MESNARD Jean, Les Pensées de Pascal, 2e éd., Paris, SEDES-CDU, 1993, p. 328.

Entretien avec M. de Sacy, éd. J. Mesnard et P. Mengotti, Paris, Desclée de Brouwer, p. 94-95.

Pensées, éd. Havet, II, 1866, p. 139.

 

 

Éclaircissements

 

 

Le dernier acte est sanglant, quelque belle que soit la comédie en tout le reste. On jette enfin de la terre sur la tête, et en voilà pour jamais.

 

Comédie est pris au sens courant à l’époque de pièce de théâtre en général. Il s’agit en fait du théâtre tragique, car le genre comique ne permet qu’on finisse par des morts. Ce fragment est ainsi lié à ceux de la liasse Commencement qui décrivent la vie de l’homme comme celle du prisonnier d’un cachot.

Pascal connaît personnellement Corneille, dont il a lu le théâtre. On trouve des échos du Cid et de Horace dans les Pensées.

Noter que le dernier acte n’est pas toujours sanglant en tragédie, notamment pas chez Corneille. Voir par exemple Le Cid, Cinna, Nicomède, Pertharite, pour ne mentionner que des pièces que Pascal a pu lire. Ce serait plus juste du théâtre de Racine, mais Pascal ne l’a pas connu. Pascal pense peut-être à la tragédie du début du XVIIe siècle, par exemple le théâtre de Garnier, qui comporte souvent un dénouement très sanglant.

Au fond Pascal ne fait ici que reprendre la définition ancienne de la tragédie, qui conte les grandeurs et les catastrophes des Grands.

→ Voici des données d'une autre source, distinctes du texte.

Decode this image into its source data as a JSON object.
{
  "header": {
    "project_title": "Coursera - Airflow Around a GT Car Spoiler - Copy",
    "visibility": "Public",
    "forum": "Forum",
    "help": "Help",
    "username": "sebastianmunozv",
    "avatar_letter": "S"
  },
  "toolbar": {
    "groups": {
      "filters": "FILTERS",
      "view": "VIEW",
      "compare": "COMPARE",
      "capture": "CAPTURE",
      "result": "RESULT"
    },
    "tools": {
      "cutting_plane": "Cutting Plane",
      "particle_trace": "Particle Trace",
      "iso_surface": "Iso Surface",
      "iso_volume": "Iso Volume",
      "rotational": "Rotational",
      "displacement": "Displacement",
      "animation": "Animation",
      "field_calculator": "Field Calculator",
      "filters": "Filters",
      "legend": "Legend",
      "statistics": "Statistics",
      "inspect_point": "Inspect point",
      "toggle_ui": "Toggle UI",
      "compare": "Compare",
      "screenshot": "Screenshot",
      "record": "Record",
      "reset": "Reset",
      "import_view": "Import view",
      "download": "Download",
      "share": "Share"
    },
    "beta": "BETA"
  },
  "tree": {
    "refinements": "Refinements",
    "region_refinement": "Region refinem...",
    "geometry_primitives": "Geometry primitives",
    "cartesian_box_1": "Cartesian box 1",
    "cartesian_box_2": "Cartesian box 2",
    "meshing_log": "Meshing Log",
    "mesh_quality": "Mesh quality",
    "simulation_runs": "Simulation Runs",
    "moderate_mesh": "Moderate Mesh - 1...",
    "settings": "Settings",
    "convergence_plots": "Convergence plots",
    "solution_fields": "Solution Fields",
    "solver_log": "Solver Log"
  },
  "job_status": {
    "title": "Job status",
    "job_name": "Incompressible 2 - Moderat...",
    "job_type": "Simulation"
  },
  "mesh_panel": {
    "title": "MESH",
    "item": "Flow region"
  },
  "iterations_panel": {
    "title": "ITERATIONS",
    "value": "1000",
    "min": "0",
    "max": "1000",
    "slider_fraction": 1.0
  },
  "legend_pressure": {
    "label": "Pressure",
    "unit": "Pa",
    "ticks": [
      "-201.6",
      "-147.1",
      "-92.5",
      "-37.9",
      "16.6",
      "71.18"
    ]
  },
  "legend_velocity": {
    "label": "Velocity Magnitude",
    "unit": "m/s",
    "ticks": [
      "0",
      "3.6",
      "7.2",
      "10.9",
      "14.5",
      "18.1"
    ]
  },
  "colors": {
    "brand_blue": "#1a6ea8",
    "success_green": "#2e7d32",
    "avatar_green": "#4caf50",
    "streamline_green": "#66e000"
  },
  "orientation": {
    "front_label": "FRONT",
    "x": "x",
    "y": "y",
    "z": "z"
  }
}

La comparaison de la vie humaine avec une comédie est peut-être inspirée par Montaigne, Essais, I, XVIII (XIX), Qu’il ne faut juger de notre heure qu’après la mort, éd. Balsamo et alii, p. 81, qui écrit que l’on ne doit pas déclarer un homme heureux « qu’on ne lui ai vu jouer le dernier acte de sa comédie, et sans doute le plus difficile ». Peut-être faut-il aussi remonter à l’idée des stoïciens que durant sa vie, l’homme joue un rôle, dont il ne choisit pas la durée, et qu’il doit accepter longue ou courte, selon la volonté divine. Voir l’Entretien avec M. de Sacy, éd. J. Mesnard et P. Mengotti, p. 94-95 : « Souvenez-vous », dit Épictète, « que vous êtes ici un acteur, et que vous jouez le personnage d’une comédie, tel qu’il plaît au maître de la donner. S’il vous le donne court, jouez-le court ; s’il vous le donne long, jouez-le long » ; Pascal souligne ensuite qu’Épictète recommande d’avoir toujours « devant les yeux la mort ». L’image de la comédie se retrouve dans les Propos, I, XXIV.

Havet commente le texte en ces termes : « Peut-on se détacher un moment d’une telle pensée pour s’arrêter à la forme ? Elle est d’un genre de beauté bien rare. Elle joint à la dignité de l’éloquence française, non seulement une familiarité forte, comme dans Bossuet, mais je ne sais quel sombre accent, et quelle poésie sourde et pénétrante. Cela est classique et shakespearien tout ensemble ; rien n’est plus discret et rien n’est plus fort. Pascal sans doute a rapporté cette pensée du cimetière ; le bruit des pelletées tombant sur la bière lui était resté au cœur ». Noter que Pascal ne parle justement pas de la bière, mais de la tête, ce qui accentue la force tragique de l’image.